According to one of Cabala's basic tenets, our physical reality is comprised of the broken shards of ten great sephiroth, or vessels. These ten vessels were successively created, but then burst apart, as each failed its intended task of containing the inexhaustible rush of divine energy, that surged through the universe, at the moment of creation.

The properties of these ten sephiroth, how they interact with each other, and how they underlie and inform all events and processes in this reality, are at the core of learning Cabala.

At the beginning of time, they say, when the immeasurable wave of energy exploded these ten primordial vessels into bits, human souls were formed from the scattered sparks of divine energy, for the task of collecting together, and restoring, all the damaged and scattered fragments. And each human soul with its divine spark must venture in, to become a part of the physical world. For only by actually entering, and becoming one with, the physical world, can the divine sparks reunite with the broken fragments, redeem them with recognition and understanding, and bring them all back together, making the universe whole, once again.

The messiah, reflecting this shamanistic model, is a divine consciousness which descends down into a physical human body, in order to experience human life, joys, sins, and pains, to understand us, to become one with us, with our fragmented, imperfect souls, to redeem them, and restore them to their proper place and function in the universe.

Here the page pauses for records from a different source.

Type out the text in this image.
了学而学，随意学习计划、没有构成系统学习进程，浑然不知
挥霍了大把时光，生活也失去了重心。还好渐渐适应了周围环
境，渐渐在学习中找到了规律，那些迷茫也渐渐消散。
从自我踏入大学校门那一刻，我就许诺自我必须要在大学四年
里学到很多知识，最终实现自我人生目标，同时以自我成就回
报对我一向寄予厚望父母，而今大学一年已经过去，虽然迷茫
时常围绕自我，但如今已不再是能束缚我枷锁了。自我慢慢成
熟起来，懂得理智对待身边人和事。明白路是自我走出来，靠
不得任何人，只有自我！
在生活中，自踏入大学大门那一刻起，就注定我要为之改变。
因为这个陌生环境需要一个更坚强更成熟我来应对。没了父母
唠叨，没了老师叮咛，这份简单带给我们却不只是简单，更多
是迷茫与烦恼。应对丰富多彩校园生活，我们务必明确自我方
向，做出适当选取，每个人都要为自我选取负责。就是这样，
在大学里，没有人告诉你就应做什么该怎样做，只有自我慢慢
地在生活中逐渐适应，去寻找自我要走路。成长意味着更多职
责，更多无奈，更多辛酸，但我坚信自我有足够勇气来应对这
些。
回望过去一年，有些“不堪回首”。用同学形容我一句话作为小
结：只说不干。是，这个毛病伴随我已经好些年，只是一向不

This paradigm also recalls how Moses comes down from his home in Pharaoh's high palace, to become one with the lowly slaves; and then as one of them, to lead them to their enlightenment at Sinai, and then to freedom in the Promised Land.

Reb Nachman's parable of The Chicken Prince revolves about this same theme. The scruffy little healer, (a hidden zaddik - a great soul disguised as a chicken) represents the messiah. He lowers himself down to the level of the lost prince, becomes a chicken himself, to unite with the prince; and in that process, heals the broken and confused prince, and restores him to his proper place and destiny, as a high soul and a great king.

Among other things, the tale of The Imperfect Lamp explores the ancillary idea, of fragmentation and imperfection being the luminous part of a human soul.

A variation of this theme is expressed somewhat differently in How The Baal Shem Tov Got The Name Of The Road. Here, there is a focus on a kind of mind/body dualism; a dualism engendered by the notion of a high soul, a divine spark, which needs to venture down into the difficulties of the physical world. This story features a master/disciple duality, where the disciple is sort of an alter-ego that the master sends down into the world, to accomplish a physical task.

Similarly, there is also a scholar/merchant (soul/body) duality in the Name of the Road, where the holy scholar is lowered down to the mundane occupation of merchant, for the purpose of going out into the world to attain a goal, which would essentially be impossible to achieve as a feckless scholar.

Along the same dualistic lines, this story broaches the notion of an avatar or messiah: a high soul who, purely for the love of fellow humans, willingly foregoes a life in paradise, in favor of taking upon themselves the rigors and travails of an earthly life as a human being.

Another iteration of the same theme in this story invokes a community of people who achieve a perfect balance in their lives, by alternating realities; shuttling effortlessly between spiritual paradise and the lower physical realm - a traditional cabalistic commentary on the dualistic potential of our human condition.

As indicated by the diagrams on the Contents page, the stories in this book have been specifically arranged, in an attempt to illustrate the lower nine of Cabala's ten sephiroth (from Chockma through Malkuth). Kether, the top sephirah, can only be experienced directly. Kether lies beyond the domain of representation, metaphor, allegory, and third-party description. Like any attempt to depict the Holy One in terms of graven images, human attributes, common idioms, or pronounceable names, so would any attempt to illustrate Kether with a story or parable be inherently misinformative.